New AI-Powered Audio Codec From Meta is Promising 10x Compression Compared to MP3 Format

ODSC - Open Data Science
3 min readDec 7, 2022

Meta, the parent company of Facebook, WhatsApp, and Instagram announced in late October a new AI-Powered audio codec. Called EnCodec, it can reportedly compress audio files 10 times smaller than the MP3 Format we’re all familiar with. Not only that, but it can compress at 64kps with no loss in music quality. If proven to be reliable, Meta claims that the technique could dramatically improve the sound quality of speech on low-bandwidth connects. Connections such as phone calls in areas with weak signals would see a drastic improvement.

This technology was first debuted back in late October in a paper titled, “High Fidelity Neural Audio Compression.” It was authored by Meta AI researchers Alexandre Défossez, Jade Copet, Gabriel Synnaeve, and Yossi Adi who summarized their research in this blog. In the blog, the team emphasizes the importance of compression technology, which is most notable when it concerns video, image, and audio files. Compression technology enables higher quality multi-media experience online as users enjoy platforms such as Netflix, YouTube, and others. But how does this exactly work?

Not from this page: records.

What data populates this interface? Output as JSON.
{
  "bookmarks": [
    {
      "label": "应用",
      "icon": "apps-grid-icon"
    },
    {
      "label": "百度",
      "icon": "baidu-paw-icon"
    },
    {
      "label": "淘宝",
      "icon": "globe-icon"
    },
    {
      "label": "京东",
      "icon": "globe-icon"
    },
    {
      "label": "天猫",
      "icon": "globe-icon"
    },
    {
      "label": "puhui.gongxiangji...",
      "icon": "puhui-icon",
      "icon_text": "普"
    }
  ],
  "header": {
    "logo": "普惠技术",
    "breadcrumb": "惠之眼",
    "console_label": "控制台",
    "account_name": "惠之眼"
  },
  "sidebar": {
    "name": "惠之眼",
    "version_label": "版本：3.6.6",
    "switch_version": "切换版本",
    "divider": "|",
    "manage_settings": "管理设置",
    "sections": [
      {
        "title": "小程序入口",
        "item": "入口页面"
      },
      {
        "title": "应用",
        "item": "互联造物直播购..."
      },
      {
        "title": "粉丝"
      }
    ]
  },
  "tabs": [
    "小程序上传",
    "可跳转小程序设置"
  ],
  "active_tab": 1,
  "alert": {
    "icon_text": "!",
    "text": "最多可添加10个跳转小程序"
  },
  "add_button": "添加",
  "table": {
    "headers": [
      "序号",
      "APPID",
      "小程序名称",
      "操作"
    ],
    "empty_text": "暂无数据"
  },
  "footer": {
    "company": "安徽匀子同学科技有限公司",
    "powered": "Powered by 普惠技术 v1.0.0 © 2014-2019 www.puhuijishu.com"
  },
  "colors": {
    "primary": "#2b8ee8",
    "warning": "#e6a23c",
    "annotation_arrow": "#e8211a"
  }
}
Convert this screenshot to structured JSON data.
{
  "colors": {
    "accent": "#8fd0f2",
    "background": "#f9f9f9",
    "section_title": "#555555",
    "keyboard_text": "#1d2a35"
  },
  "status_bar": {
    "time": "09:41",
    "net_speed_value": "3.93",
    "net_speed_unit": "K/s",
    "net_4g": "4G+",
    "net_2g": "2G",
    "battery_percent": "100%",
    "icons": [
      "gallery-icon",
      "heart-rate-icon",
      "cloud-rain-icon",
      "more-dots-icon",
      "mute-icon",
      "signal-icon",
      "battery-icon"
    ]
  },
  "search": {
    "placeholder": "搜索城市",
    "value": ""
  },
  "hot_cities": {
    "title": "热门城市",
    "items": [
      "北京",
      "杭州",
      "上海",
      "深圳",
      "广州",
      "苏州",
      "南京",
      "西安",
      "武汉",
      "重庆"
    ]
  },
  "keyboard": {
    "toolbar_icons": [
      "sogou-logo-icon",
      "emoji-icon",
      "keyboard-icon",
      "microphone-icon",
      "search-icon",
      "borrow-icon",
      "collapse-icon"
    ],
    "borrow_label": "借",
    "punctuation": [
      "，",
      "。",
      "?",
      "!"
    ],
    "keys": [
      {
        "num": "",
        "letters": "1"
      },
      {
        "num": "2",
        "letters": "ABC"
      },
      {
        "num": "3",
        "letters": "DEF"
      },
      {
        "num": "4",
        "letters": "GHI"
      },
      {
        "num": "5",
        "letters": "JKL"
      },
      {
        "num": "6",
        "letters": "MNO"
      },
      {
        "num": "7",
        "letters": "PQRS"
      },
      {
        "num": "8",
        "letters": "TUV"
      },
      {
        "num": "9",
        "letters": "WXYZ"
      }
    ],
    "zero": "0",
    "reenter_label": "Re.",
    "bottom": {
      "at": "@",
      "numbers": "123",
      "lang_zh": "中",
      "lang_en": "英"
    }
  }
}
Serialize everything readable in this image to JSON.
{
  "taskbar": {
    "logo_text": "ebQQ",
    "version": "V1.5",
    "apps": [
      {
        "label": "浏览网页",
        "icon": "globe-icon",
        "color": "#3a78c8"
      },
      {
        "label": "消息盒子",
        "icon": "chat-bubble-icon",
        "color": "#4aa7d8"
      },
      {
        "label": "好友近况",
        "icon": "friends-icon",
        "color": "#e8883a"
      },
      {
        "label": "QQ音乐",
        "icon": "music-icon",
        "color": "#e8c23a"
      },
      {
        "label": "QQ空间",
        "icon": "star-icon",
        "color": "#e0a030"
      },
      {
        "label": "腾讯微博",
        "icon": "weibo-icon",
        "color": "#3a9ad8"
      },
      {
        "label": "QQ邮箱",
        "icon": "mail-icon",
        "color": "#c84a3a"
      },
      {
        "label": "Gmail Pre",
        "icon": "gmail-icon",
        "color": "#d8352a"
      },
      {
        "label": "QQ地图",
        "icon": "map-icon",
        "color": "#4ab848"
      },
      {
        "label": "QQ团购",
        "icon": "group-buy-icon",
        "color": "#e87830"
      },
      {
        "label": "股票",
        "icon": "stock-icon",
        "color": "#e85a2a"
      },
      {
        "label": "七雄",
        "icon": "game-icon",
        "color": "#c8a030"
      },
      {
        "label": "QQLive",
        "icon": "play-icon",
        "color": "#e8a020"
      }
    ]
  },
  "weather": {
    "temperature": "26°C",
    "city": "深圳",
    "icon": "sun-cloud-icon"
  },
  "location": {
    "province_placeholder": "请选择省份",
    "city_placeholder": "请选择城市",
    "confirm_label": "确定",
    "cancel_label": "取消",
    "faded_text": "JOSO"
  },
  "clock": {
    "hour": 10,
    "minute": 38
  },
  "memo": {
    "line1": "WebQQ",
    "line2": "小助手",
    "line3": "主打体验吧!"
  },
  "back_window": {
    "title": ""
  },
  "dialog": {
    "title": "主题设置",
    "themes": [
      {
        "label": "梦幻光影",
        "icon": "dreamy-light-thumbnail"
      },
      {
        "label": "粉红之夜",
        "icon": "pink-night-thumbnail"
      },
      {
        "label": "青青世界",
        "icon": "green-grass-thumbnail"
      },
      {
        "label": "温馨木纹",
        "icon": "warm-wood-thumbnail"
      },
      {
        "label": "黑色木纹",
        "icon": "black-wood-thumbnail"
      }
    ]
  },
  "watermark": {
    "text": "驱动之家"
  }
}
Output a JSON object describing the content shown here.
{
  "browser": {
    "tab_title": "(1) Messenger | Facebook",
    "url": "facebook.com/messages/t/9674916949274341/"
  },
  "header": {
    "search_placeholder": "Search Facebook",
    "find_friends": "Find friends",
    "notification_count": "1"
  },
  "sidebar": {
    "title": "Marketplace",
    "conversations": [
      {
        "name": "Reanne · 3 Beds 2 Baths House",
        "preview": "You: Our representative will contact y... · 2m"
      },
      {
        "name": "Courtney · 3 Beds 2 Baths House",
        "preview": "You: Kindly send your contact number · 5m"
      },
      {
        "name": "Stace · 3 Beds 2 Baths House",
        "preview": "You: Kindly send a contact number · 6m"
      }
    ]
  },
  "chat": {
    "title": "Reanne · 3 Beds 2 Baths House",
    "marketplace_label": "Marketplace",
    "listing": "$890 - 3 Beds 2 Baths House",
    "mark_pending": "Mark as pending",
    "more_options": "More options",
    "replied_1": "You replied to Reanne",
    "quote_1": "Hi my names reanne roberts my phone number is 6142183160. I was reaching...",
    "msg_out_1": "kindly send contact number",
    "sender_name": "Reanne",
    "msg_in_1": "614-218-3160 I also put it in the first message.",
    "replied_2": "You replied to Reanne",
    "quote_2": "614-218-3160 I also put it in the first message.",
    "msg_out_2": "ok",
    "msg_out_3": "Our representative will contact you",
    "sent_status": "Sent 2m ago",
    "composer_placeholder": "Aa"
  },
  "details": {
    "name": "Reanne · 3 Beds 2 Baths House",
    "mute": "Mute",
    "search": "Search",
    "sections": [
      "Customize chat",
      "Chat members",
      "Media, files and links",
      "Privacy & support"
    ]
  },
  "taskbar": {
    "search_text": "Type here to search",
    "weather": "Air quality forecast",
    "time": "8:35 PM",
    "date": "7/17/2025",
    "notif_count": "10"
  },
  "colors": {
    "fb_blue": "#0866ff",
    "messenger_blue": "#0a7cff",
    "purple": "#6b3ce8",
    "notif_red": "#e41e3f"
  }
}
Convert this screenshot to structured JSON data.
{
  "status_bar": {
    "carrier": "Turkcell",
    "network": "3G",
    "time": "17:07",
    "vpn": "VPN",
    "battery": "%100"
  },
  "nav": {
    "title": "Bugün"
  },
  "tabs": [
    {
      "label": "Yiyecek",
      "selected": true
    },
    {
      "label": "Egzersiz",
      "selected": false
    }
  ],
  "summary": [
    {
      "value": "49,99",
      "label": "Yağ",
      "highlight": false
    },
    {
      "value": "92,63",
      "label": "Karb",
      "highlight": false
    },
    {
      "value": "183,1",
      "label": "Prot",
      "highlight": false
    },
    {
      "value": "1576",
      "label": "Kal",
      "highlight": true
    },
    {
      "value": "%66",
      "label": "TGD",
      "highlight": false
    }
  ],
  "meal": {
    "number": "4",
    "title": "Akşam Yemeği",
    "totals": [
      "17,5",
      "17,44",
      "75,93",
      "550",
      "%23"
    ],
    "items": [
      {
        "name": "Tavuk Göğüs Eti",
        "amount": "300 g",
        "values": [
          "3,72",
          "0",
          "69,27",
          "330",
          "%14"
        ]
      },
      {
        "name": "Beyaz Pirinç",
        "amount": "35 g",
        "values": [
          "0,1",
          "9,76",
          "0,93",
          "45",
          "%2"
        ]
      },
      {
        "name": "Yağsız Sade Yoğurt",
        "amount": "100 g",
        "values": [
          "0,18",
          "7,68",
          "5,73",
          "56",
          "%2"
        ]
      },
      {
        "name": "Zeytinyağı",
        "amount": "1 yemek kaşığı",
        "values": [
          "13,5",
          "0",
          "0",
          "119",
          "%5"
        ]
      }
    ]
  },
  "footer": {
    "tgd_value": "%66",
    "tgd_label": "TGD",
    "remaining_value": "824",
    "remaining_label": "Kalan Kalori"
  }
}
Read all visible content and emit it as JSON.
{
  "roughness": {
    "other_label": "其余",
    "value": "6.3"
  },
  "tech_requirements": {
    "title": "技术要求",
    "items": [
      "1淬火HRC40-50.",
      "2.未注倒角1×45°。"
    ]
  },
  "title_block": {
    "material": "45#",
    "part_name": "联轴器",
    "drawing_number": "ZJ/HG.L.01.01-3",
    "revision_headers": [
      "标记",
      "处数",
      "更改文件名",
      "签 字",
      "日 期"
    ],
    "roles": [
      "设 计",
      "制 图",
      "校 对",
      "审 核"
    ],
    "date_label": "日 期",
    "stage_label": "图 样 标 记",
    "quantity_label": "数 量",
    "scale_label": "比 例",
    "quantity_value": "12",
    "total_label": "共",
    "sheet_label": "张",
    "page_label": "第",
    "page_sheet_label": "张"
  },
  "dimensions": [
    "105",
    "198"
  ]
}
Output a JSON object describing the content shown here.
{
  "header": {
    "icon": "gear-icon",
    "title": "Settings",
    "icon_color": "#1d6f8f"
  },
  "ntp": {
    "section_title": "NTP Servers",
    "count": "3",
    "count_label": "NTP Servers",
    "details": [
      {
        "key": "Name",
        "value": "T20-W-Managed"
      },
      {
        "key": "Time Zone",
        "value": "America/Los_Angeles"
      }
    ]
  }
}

According to Meta, the method is a three-part system that is trained to compress audio files into the desired target size. The encoder first transforms uncompressed data into a lower frame rate, or “latent space” representation. From there the “quantizer” then will compress the representation to the target size while also keeping track of the most critical information needed to rebuild the original signal. Finally, the last stage will see the decoder turn the compressed data back into the audio file in real-time using a neural network on a single CPU.

The key to all of this is Meta’s AI-powered audio codec’s use of discriminators. They allow the files to be compressed as much as possible without the loss of critical elements of the signal that make it both recognizable and distinctive: “The key to lossy compression is to identify changes that will not be perceivable by humans, as perfect reconstruction is impossible at low bit rates. To do so, we use discriminators to improve the perceptual quality of the generated samples. This creates a cat-and-mouse game where the discriminator’s job is to differentiate between real samples and reconstructed samples. The compression model attempts to generate samples to fool the discriminators by pushing the reconstructed samples to be more perceptually similar to the original samples.”

Though compressing music and audio files isn’t exactly new, this AI-powered technology can, in theory, increase the quality of communication in regions/areas where signal quality is poor. This would not only open the door to greater internet accessibility across the globe, but possibly provide networks with relief as they experience bottlenecks from being overburdened.